Chief financial officer Ernst Teunissen also talks of the long-term "attractive margins" for the business unit:
"Commission and take rates are both very healthy and we believe it will scale going forwards. It's a fragmented market and we believe large players will have significant pricing power and the underlying cost structure to support the business is not that different to general OTAs."
He adds that investment in building up Bokun and getting new suppliers on board is one way the company looks to achieve potential revenue growth in 2020.

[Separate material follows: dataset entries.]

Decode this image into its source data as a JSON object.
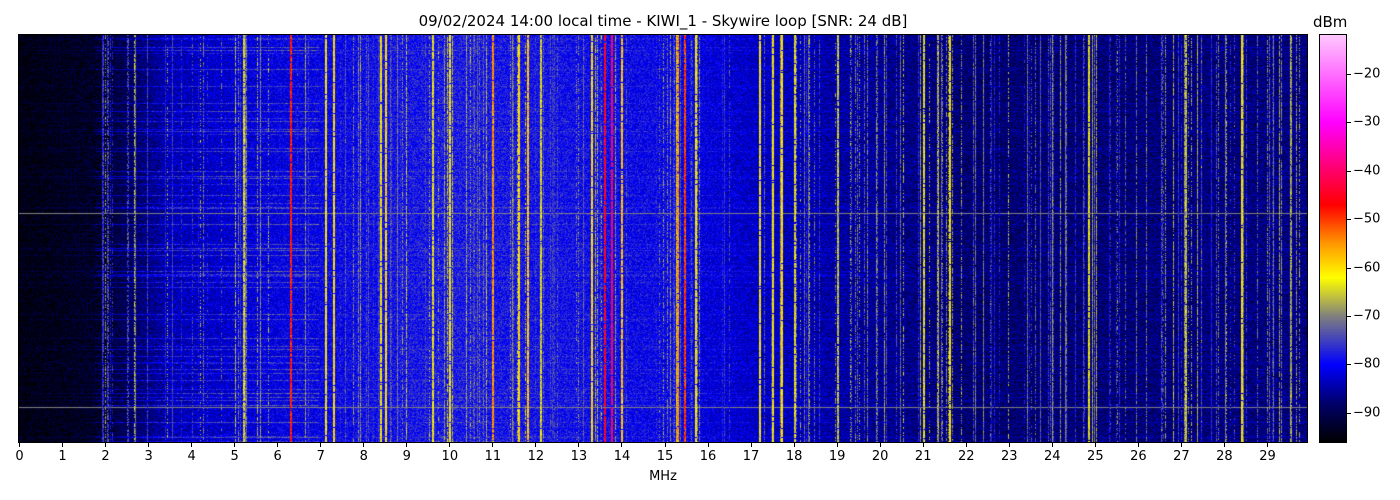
{
  "chart_data": {
    "type": "heatmap",
    "title": "09/02/2024 14:00 local time - KIWI_1 - Skywire loop [SNR: 24 dB]",
    "xlabel": "MHz",
    "ylabel": "",
    "xlim": [
      0,
      29.93
    ],
    "xticks": [
      "0",
      "1",
      "2",
      "3",
      "4",
      "5",
      "6",
      "7",
      "8",
      "9",
      "10",
      "11",
      "12",
      "13",
      "14",
      "15",
      "16",
      "17",
      "18",
      "19",
      "20",
      "21",
      "22",
      "23",
      "24",
      "25",
      "26",
      "27",
      "28",
      "29"
    ],
    "colorbar": {
      "label": "dBm",
      "range": [
        -96,
        -12
      ],
      "ticks": [
        "−20",
        "−30",
        "−40",
        "−50",
        "−60",
        "−70",
        "−80",
        "−90"
      ],
      "tick_values": [
        -20,
        -30,
        -40,
        -50,
        -60,
        -70,
        -80,
        -90
      ],
      "colormap": [
        {
          "v": -96,
          "color": "#000000"
        },
        {
          "v": -88,
          "color": "#00006a"
        },
        {
          "v": -80,
          "color": "#0000ff"
        },
        {
          "v": -70,
          "color": "#808080"
        },
        {
          "v": -62,
          "color": "#ffff00"
        },
        {
          "v": -55,
          "color": "#ff9900"
        },
        {
          "v": -47,
          "color": "#ff0000"
        },
        {
          "v": -30,
          "color": "#ff00ff"
        },
        {
          "v": -12,
          "color": "#ffc8ff"
        }
      ]
    },
    "noise_floor_dbm": [
      {
        "mhz": 0,
        "dbm": -95
      },
      {
        "mhz": 1.8,
        "dbm": -93
      },
      {
        "mhz": 3.5,
        "dbm": -84
      },
      {
        "mhz": 6,
        "dbm": -81
      },
      {
        "mhz": 10,
        "dbm": -78
      },
      {
        "mhz": 15,
        "dbm": -80
      },
      {
        "mhz": 17,
        "dbm": -83
      },
      {
        "mhz": 22,
        "dbm": -88
      },
      {
        "mhz": 29.9,
        "dbm": -87
      }
    ],
    "prominent_signals": [
      {
        "mhz": 5.2,
        "dbm": -65
      },
      {
        "mhz": 6.3,
        "dbm": -48
      },
      {
        "mhz": 7.1,
        "dbm": -62
      },
      {
        "mhz": 7.3,
        "dbm": -60
      },
      {
        "mhz": 8.4,
        "dbm": -62
      },
      {
        "mhz": 8.5,
        "dbm": -60
      },
      {
        "mhz": 9.6,
        "dbm": -63
      },
      {
        "mhz": 10.0,
        "dbm": -62
      },
      {
        "mhz": 11.0,
        "dbm": -55
      },
      {
        "mhz": 11.6,
        "dbm": -60
      },
      {
        "mhz": 11.8,
        "dbm": -58
      },
      {
        "mhz": 12.1,
        "dbm": -65
      },
      {
        "mhz": 13.3,
        "dbm": -60
      },
      {
        "mhz": 13.6,
        "dbm": -45
      },
      {
        "mhz": 13.75,
        "dbm": -40
      },
      {
        "mhz": 14.0,
        "dbm": -58
      },
      {
        "mhz": 15.3,
        "dbm": -55
      },
      {
        "mhz": 15.45,
        "dbm": -50
      },
      {
        "mhz": 15.7,
        "dbm": -62
      },
      {
        "mhz": 17.2,
        "dbm": -62
      },
      {
        "mhz": 17.5,
        "dbm": -62
      },
      {
        "mhz": 17.7,
        "dbm": -60
      },
      {
        "mhz": 18.0,
        "dbm": -64
      },
      {
        "mhz": 19.0,
        "dbm": -66
      },
      {
        "mhz": 21.0,
        "dbm": -64
      },
      {
        "mhz": 21.6,
        "dbm": -62
      },
      {
        "mhz": 24.85,
        "dbm": -64
      },
      {
        "mhz": 27.1,
        "dbm": -66
      },
      {
        "mhz": 28.4,
        "dbm": -62
      }
    ]
  }
}
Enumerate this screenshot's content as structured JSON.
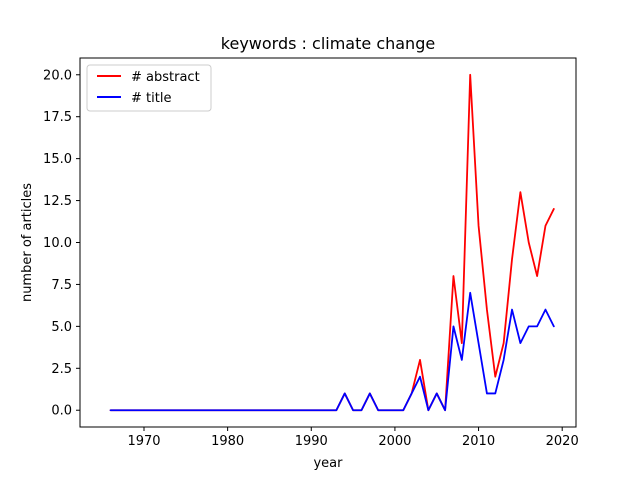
{
  "chart_data": {
    "type": "line",
    "title": "keywords : climate change",
    "xlabel": "year",
    "ylabel": "number of articles",
    "xlim": [
      1962.35,
      2021.65
    ],
    "ylim": [
      -1.0,
      21.0
    ],
    "xticks": [
      1970,
      1980,
      1990,
      2000,
      2010,
      2020
    ],
    "yticks": [
      0.0,
      2.5,
      5.0,
      7.5,
      10.0,
      12.5,
      15.0,
      17.5,
      20.0
    ],
    "ytick_labels": [
      "0.0",
      "2.5",
      "5.0",
      "7.5",
      "10.0",
      "12.5",
      "15.0",
      "17.5",
      "20.0"
    ],
    "grid": false,
    "legend_position": "top-left",
    "x": [
      1966,
      1967,
      1968,
      1969,
      1970,
      1971,
      1972,
      1973,
      1974,
      1975,
      1976,
      1977,
      1978,
      1979,
      1980,
      1981,
      1982,
      1983,
      1984,
      1985,
      1986,
      1987,
      1988,
      1989,
      1990,
      1991,
      1992,
      1993,
      1994,
      1995,
      1996,
      1997,
      1998,
      1999,
      2000,
      2001,
      2002,
      2003,
      2004,
      2005,
      2006,
      2007,
      2008,
      2009,
      2010,
      2011,
      2012,
      2013,
      2014,
      2015,
      2016,
      2017,
      2018,
      2019
    ],
    "series": [
      {
        "name": "# abstract",
        "color": "#ff0000",
        "values": [
          0,
          0,
          0,
          0,
          0,
          0,
          0,
          0,
          0,
          0,
          0,
          0,
          0,
          0,
          0,
          0,
          0,
          0,
          0,
          0,
          0,
          0,
          0,
          0,
          0,
          0,
          0,
          0,
          1,
          0,
          0,
          1,
          0,
          0,
          0,
          0,
          1,
          3,
          0,
          1,
          0,
          8,
          4,
          20,
          11,
          6,
          2,
          4,
          9,
          13,
          10,
          8,
          11,
          12
        ]
      },
      {
        "name": "# title",
        "color": "#0000ff",
        "values": [
          0,
          0,
          0,
          0,
          0,
          0,
          0,
          0,
          0,
          0,
          0,
          0,
          0,
          0,
          0,
          0,
          0,
          0,
          0,
          0,
          0,
          0,
          0,
          0,
          0,
          0,
          0,
          0,
          1,
          0,
          0,
          1,
          0,
          0,
          0,
          0,
          1,
          2,
          0,
          1,
          0,
          5,
          3,
          7,
          4,
          1,
          1,
          3,
          6,
          4,
          5,
          5,
          6,
          5
        ]
      }
    ]
  }
}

Other revenue for the company, which includes rentals, flights/cruise, SmarterTravel and TripAdvisor China, was down a third to $42 million.
The company puts this down to the “elimination of some marginal and unprofitable revenue” within non-TripAdvisor branded offerings.
During the first quarter of 2019, the company also invested $29 million in brand advertising, mostly in television, and highlighted TripAdvisor Experiences in its campaigns. Teunissen hinted at the possibility of widening it further to highlight other elements later this year.
Brand advertising for 2019 is expected to be at a similar level to 2018 when spend totalled £115 million.
Kaufer says: “In Q1, we grew profit and while investing in and growing our strategically important Experiences and Restaurants businesses."
He adds that the company is focusing on product improvement and supply growth for 2019.